Once the animals rebel and drive Jones from the farm, they behave as a conquering army retaking its own land and freeing it from the yoke of oppression. All the symbols of Jones’ reign — nose-rings, dog-chains, knives — are tossed into a celebratory bonfire. More important is that the animals attempt to create their own sense of history and tradition by preserving Jones’ house as a museum. Presumably, future animals will visit the house to learn of the terrible luxury in which humans once lived, but, like Sugarcandy Mountain, this world where all animals study their oppressors instead of becoming them is a fantasy. Similarly, the renaming of Manor Farm to Animal Farm suggests the animals’ triumph over their enemy. By renaming the farm, they assume that they will change the kind of place it has become — another example of their optimism and innocence.
The Seven Commandments of Animalism, like the biblical Ten Commandments, are an attempt to completely codify the animals’ behavior to comply with a system of morality.
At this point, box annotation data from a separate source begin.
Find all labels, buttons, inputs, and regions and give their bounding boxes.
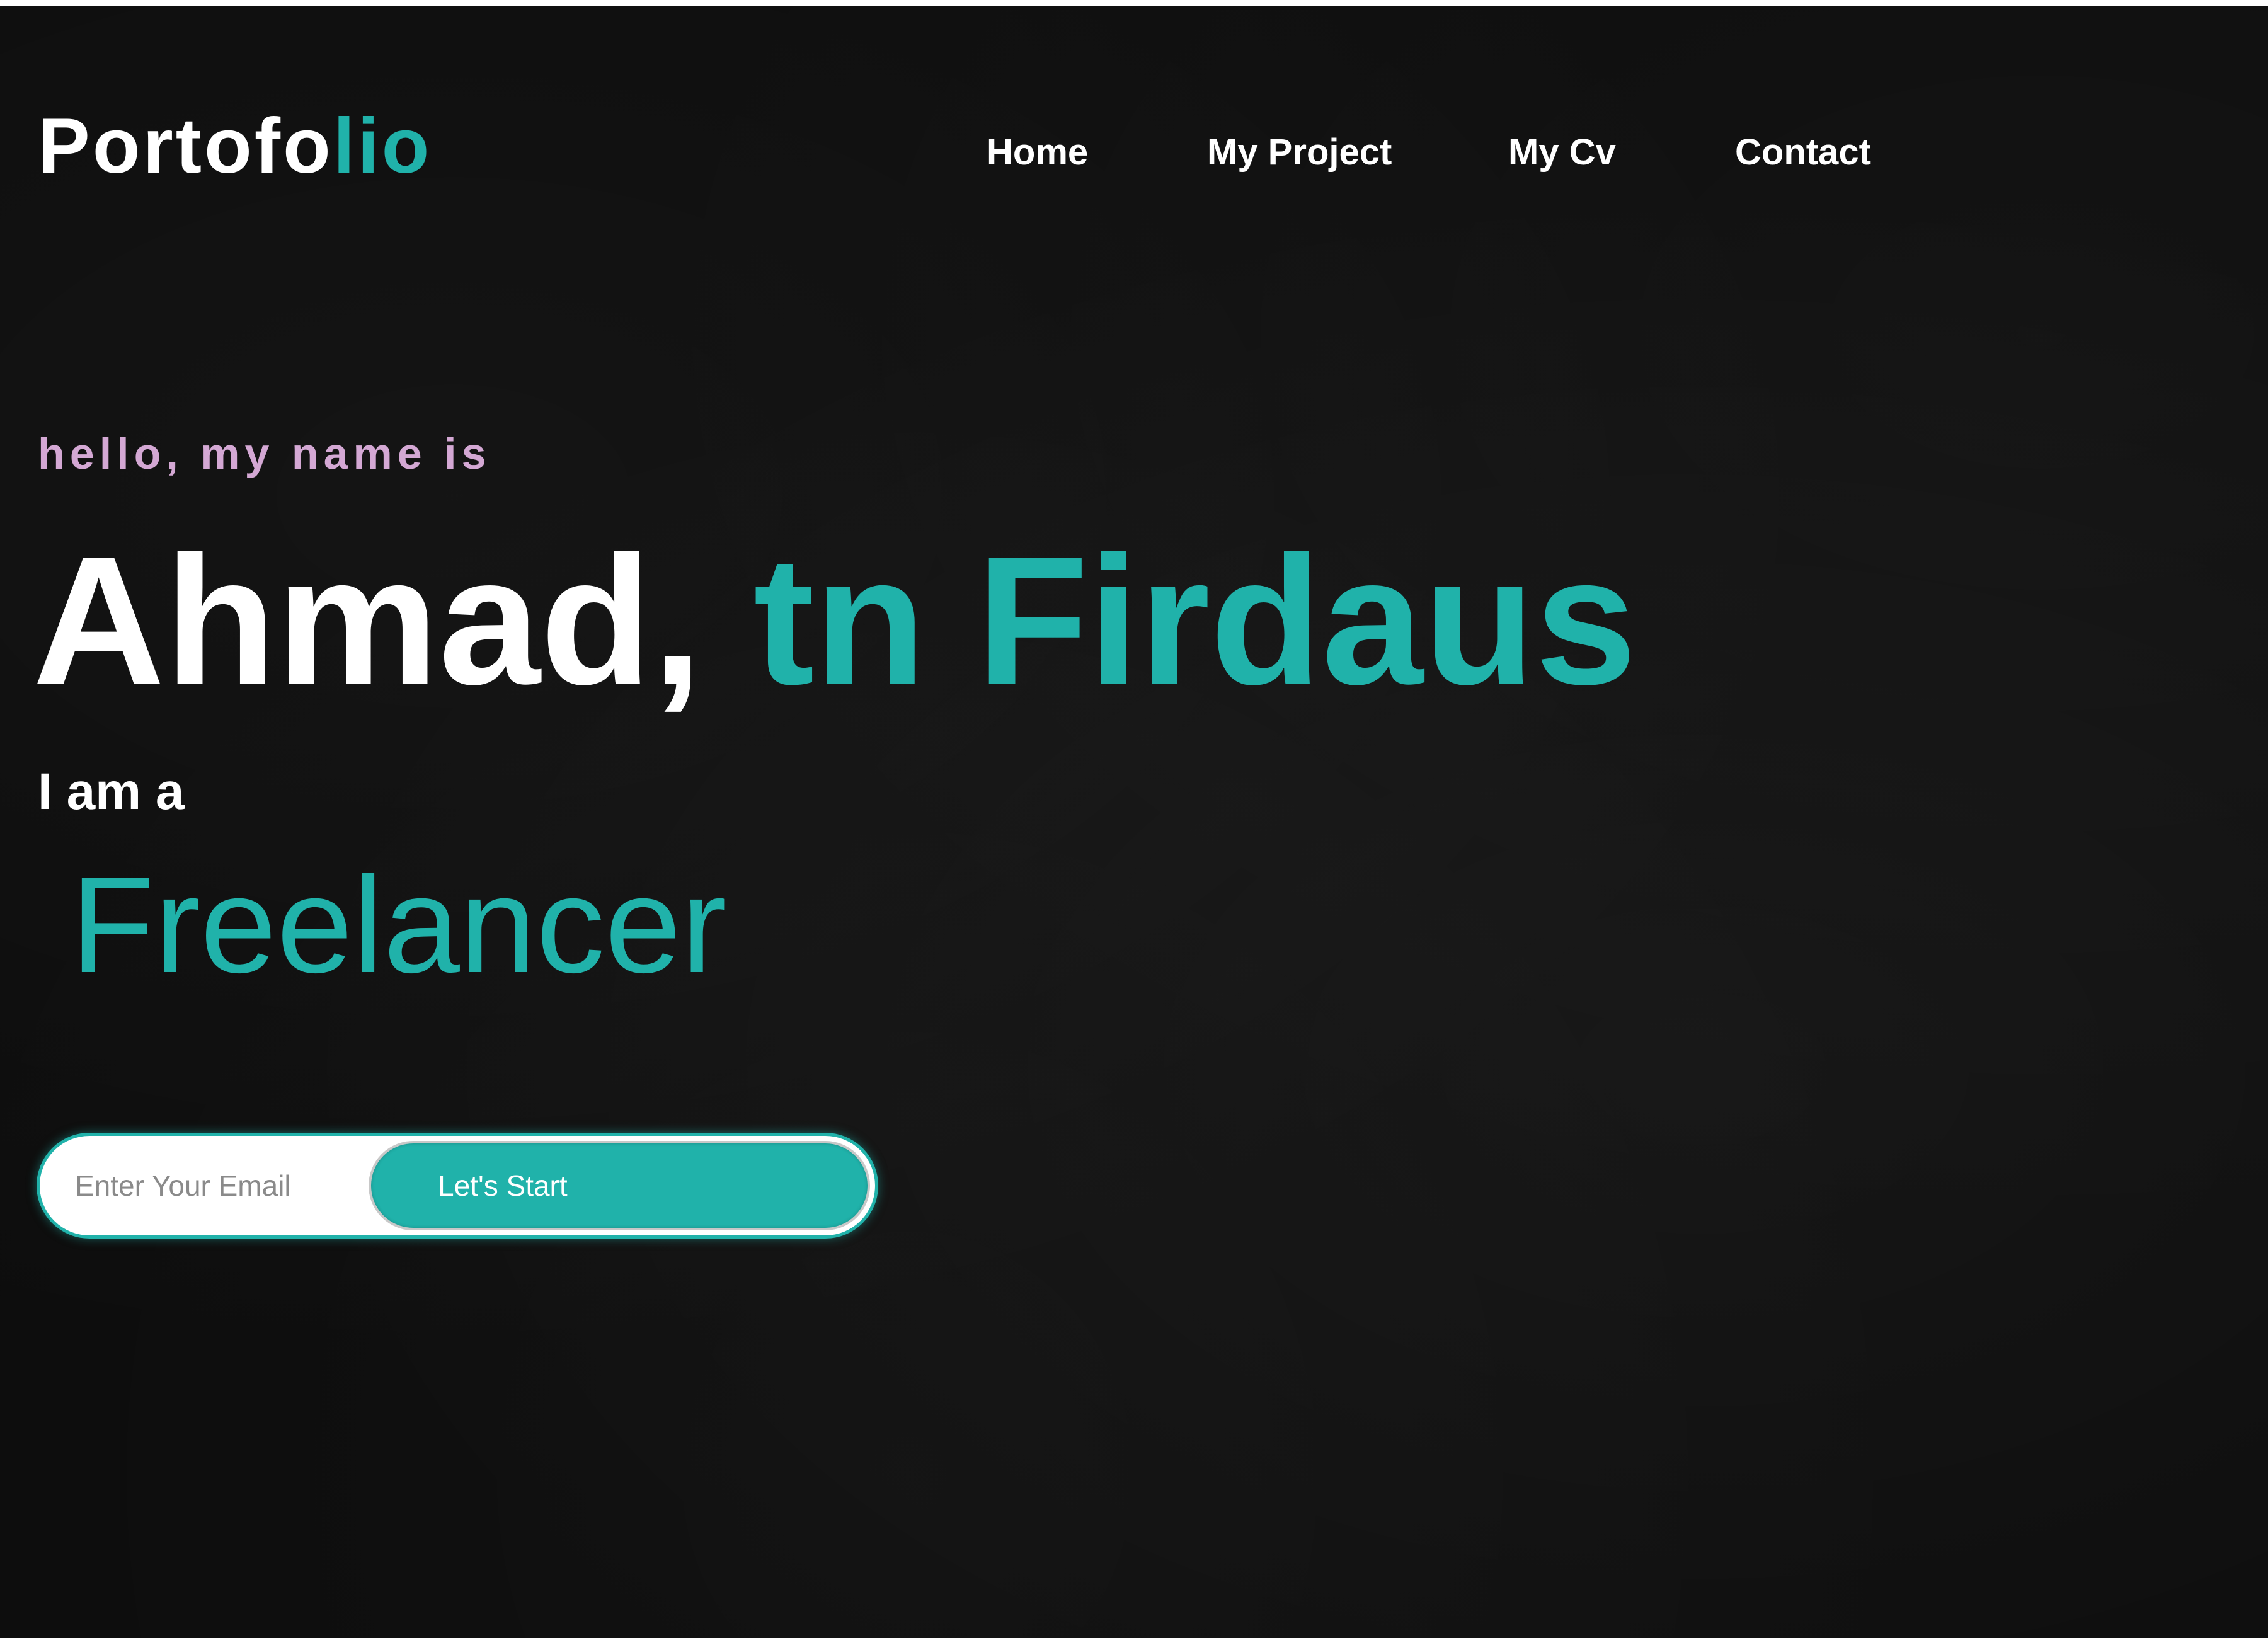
hero-name-first: Ahmad, — [33, 518, 703, 723]
hero-greeting: hello, my name is — [38, 429, 491, 478]
hero-intro: I am a — [38, 763, 185, 820]
main-nav: Home My Project My Cv Contact — [0, 131, 2268, 181]
lets-start-button[interactable]: Let's Start — [369, 1141, 870, 1230]
email-signup-form: Let's Start — [37, 1133, 878, 1239]
nav-item-my-project[interactable]: My Project — [1207, 131, 1392, 173]
email-input[interactable] — [75, 1155, 390, 1217]
nav-item-contact[interactable]: Contact — [1735, 131, 1871, 173]
nav-item-home[interactable]: Home — [987, 131, 1088, 173]
portfolio-page: Portofolio Home My Project My Cv Contact… — [0, 6, 2268, 1638]
hero-name-last: tn Firdaus — [753, 518, 1637, 723]
nav-item-my-cv[interactable]: My Cv — [1508, 131, 1616, 173]
hero-role: Freelancer — [71, 849, 727, 1002]
hero-name: Ahmad, tn Firdaus — [33, 529, 1637, 712]
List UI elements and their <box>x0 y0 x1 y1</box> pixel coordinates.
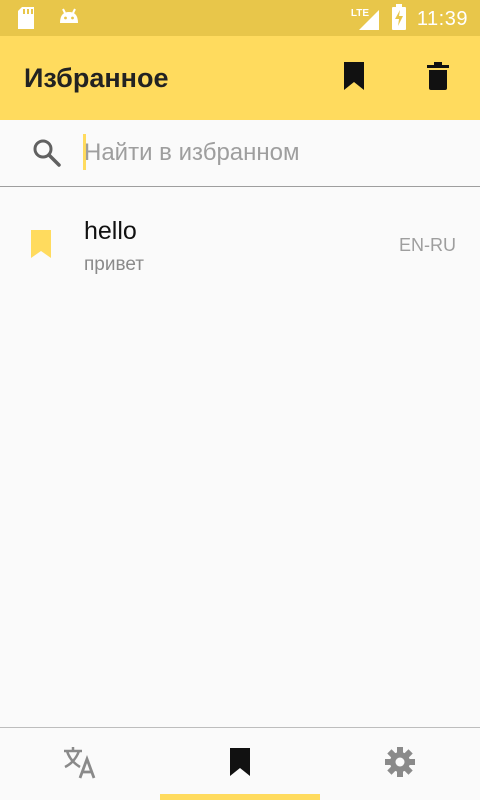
bookmark-button[interactable] <box>334 58 374 98</box>
item-word: hello <box>84 217 137 245</box>
bookmark-icon[interactable] <box>30 230 52 263</box>
page-title: Избранное <box>24 63 169 93</box>
bottom-navigation <box>0 727 480 800</box>
tab-favorites[interactable] <box>160 728 320 800</box>
bookmark-icon <box>229 748 251 781</box>
translate-icon <box>62 745 98 784</box>
item-translation: привет <box>84 254 144 275</box>
battery-charging-icon <box>391 4 407 35</box>
delete-all-button[interactable] <box>418 58 458 98</box>
status-bar: LTE 11:39 <box>0 0 480 36</box>
trash-icon <box>427 61 449 95</box>
search-icon <box>32 138 62 173</box>
app-bar: Избранное <box>0 36 480 120</box>
sd-card-icon <box>16 6 36 35</box>
search-input[interactable] <box>84 130 454 176</box>
settings-icon <box>384 746 416 783</box>
item-language-pair: EN-RU <box>399 235 456 255</box>
tab-translate[interactable] <box>0 728 160 800</box>
android-icon <box>58 6 80 35</box>
list-item[interactable]: hello привет EN-RU <box>0 188 480 288</box>
favorites-list: hello привет EN-RU <box>0 188 480 288</box>
signal-icon: LTE <box>350 7 381 32</box>
active-tab-indicator <box>160 794 320 800</box>
bookmark-icon <box>343 61 365 95</box>
search-bar <box>0 120 480 187</box>
tab-settings[interactable] <box>320 728 480 800</box>
clock: 11:39 <box>416 8 468 30</box>
network-label: LTE <box>350 7 370 19</box>
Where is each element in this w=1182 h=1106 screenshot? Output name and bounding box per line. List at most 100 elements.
Like the Ten Commandments, the Seven Commandments are direct and straightforward, leaving no room for interpretation or qualification. The fact that they are painted in great white letters on the side of the barn suggests the animals’ desire to make these laws permanent — as the permanence of the Ten Commandments is suggested by their being engraved on stone tablets. Of course, like the Ten Commandments, the Seven Commandments are bound to be broken and bound to be toyed with by those looking for a loophole to excuse their wrongdoing.